The search moved into this final stretch after Craig Owens announced on Nov. 7, 2025, that he would conclude his tenure in May 2026. Owens had served since 2019, and the city described him as having 6.5 years in the job. Lawrence hired Texas-based Strategic Government Resources to run recruitment and vetting, and the firm assembled a pool of 60 municipal professionals from 23 states. There were no internal candidates.

The city first named five finalists, then reduced the list to four on May 19 after David Vela withdrew. Joe Fivas, Joseph Lessard, Majed Al-Ghafry and Michael Kovacs took part in a public meet-and-greet May 20 at the Carnegie Building, where community members raised concerns that all of the finalists were men and a majority were white. At that event, Doug Thomas of SGR told attendees that Lawrence had unusually many issues to weigh, saying the position had “a full page” of challenges.
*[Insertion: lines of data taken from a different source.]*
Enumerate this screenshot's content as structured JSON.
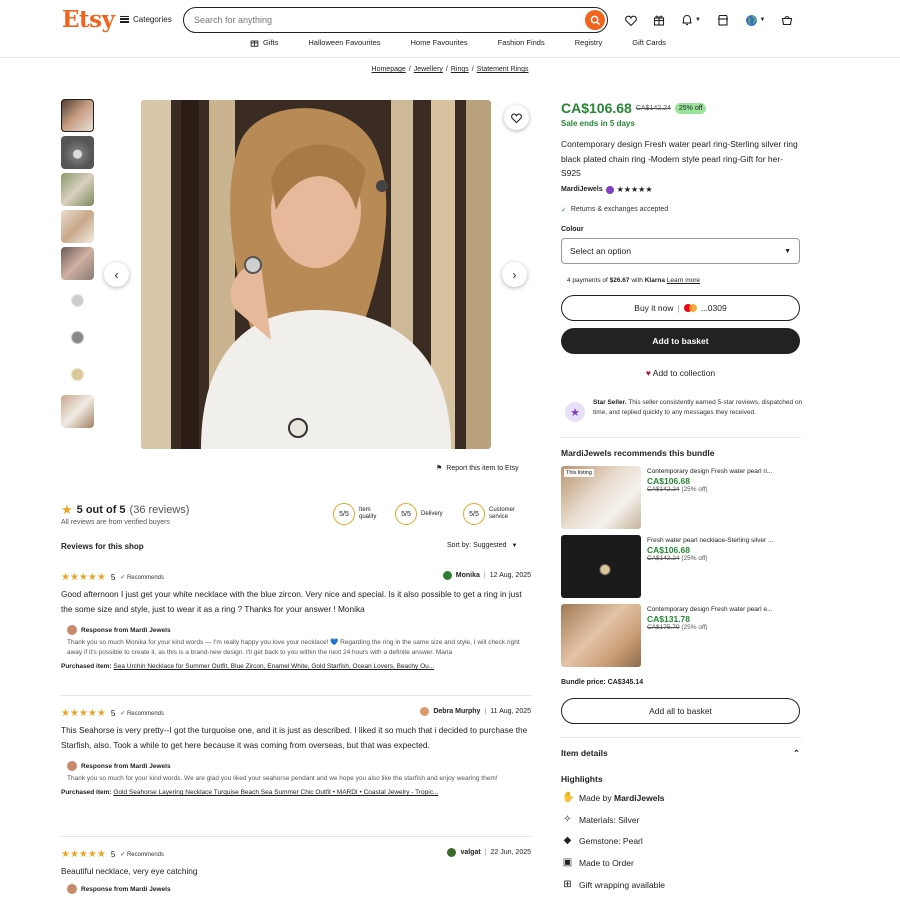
{
  "header": {
    "logo": "Etsy",
    "categories_label": "Categories",
    "search_placeholder": "Search for anything",
    "nav": [
      "Gifts",
      "Halloween Favourites",
      "Home Favourites",
      "Fashion Finds",
      "Registry",
      "Gift Cards"
    ],
    "icons": [
      "heart-icon",
      "gift-icon",
      "bell-icon",
      "shop-icon",
      "globe-icon",
      "basket-icon"
    ]
  },
  "breadcrumb": [
    "Homepage",
    "Jewellery",
    "Rings",
    "Statement Rings"
  ],
  "gallery": {
    "thumb_count": 9,
    "report_label": "Report this item to Etsy"
  },
  "listing": {
    "price": "CA$106.68",
    "original_price": "CA$142.24",
    "discount": "25% off",
    "sale_ends": "Sale ends in 5 days",
    "title": "Contemporary design Fresh water pearl ring-Sterling silver ring black plated chain ring -Modern style pearl ring-Gift for her-S925",
    "seller": "MardiJewels",
    "seller_stars": "★★★★★",
    "returns": "Returns & exchanges accepted",
    "colour_label": "Colour",
    "colour_select": "Select an option",
    "klarna_prefix": "4 payments of",
    "klarna_amount": "$26.67",
    "klarna_with": "with",
    "klarna_brand": "Klarna",
    "klarna_link": "Learn more",
    "buy_now": "Buy it now",
    "card_suffix": "...0309",
    "add_basket": "Add to basket",
    "add_collection": "Add to collection",
    "star_seller_title": "Star Seller.",
    "star_seller_text": "This seller consistently earned 5-star reviews, dispatched on time, and replied quickly to any messages they received."
  },
  "bundle": {
    "heading": "MardiJewels recommends this bundle",
    "this_listing_tag": "This listing",
    "items": [
      {
        "title": "Contemporary design Fresh water pearl ri...",
        "price": "CA$106.68",
        "original": "CA$142.24",
        "discount": "(25% off)"
      },
      {
        "title": "Fresh water pearl necklace-Sterling silver ...",
        "price": "CA$106.68",
        "original": "CA$142.24",
        "discount": "(25% off)"
      },
      {
        "title": "Contemporary design Fresh water pearl e...",
        "price": "CA$131.78",
        "original": "CA$175.70",
        "discount": "(25% off)"
      }
    ],
    "bundle_price": "Bundle price: CA$345.14",
    "add_all": "Add all to basket"
  },
  "item_details": {
    "heading": "Item details",
    "highlights_heading": "Highlights",
    "made_by_prefix": "Made by",
    "made_by_shop": "MardiJewels",
    "materials": "Materials: Silver",
    "gemstone": "Gemstone: Pearl",
    "made_to_order": "Made to Order",
    "gift_wrapping": "Gift wrapping available"
  },
  "reviews": {
    "rating_text": "5 out of 5",
    "count_text": "(36 reviews)",
    "verified": "All reviews are from verified buyers",
    "badges": [
      {
        "score": "5/5",
        "label": "Item quality"
      },
      {
        "score": "5/5",
        "label": "Delivery"
      },
      {
        "score": "5/5",
        "label": "Customer service"
      }
    ],
    "section_title": "Reviews for this shop",
    "sort_label": "Sort by: Suggested",
    "items": [
      {
        "stars": "★★★★★",
        "rating": "5",
        "recommends": "✓ Recommends",
        "user": "Monika",
        "date": "12 Aug, 2025",
        "text": "Good afternoon I just get your white necklace with the blue zircon. Very nice and special. Is it also possible to get a ring in just the some size and style, just to wear it as a ring ? Thanks for your answer ! Monika",
        "response_title": "Response from Mardi Jewels",
        "response_text": "Thank you so much Monika for your kind words — I'm really happy you love your necklace! 💙 Regarding the ring in the same size and style, I will check right away if it's possible to create it, as this is a brand-new design. I'll get back to you within the next 24 hours with a definite answer. Maria",
        "purchased_label": "Purchased item:",
        "purchased_item": "Sea Urchin Necklace for Summer Outfit, Blue Zircon, Enamel White, Gold Starfish, Ocean Lovers, Beachy Ou..."
      },
      {
        "stars": "★★★★★",
        "rating": "5",
        "recommends": "✓ Recommends",
        "user": "Debra Murphy",
        "date": "11 Aug, 2025",
        "text": "This Seahorse is very pretty--I got the turquoise one, and it is just as described. I liked it so much that i decided to purchase the Starfish, also. Took a while to get here because it was coming from overseas, but that was expected.",
        "response_title": "Response from Mardi Jewels",
        "response_text": "Thank you so much for your kind words. We are glad you liked your seahorse pendant and we hope you also like the starfish and enjoy wearing them!",
        "purchased_label": "Purchased item:",
        "purchased_item": "Gold Seahorse Layering Necklace Turquise Beach Sea Summer Chic Outfit • MARDI • Coastal Jewelry - Tropic..."
      },
      {
        "stars": "★★★★★",
        "rating": "5",
        "recommends": "✓ Recommends",
        "user": "valgat",
        "date": "22 Jun, 2025",
        "text": "Beautiful necklace, very eye catching",
        "response_title": "Response from Mardi Jewels"
      }
    ]
  },
  "colors": {
    "brand": "#f1641e",
    "sale_green": "#258635",
    "star": "#e8a628",
    "button_dark": "#222222"
  }
}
Those challenges were spelled out in the recruitment materials: economic development, growth management, affordability, university relations, intergovernmental partnerships and a major strategic planning update. Lawrence’s own history page lists eight city managers from James H. Wigglesworth, who started in 1951, through Owens, a reminder that this hire will join a long line of leadership decisions with direct consequences for day-to-day government in Douglas County.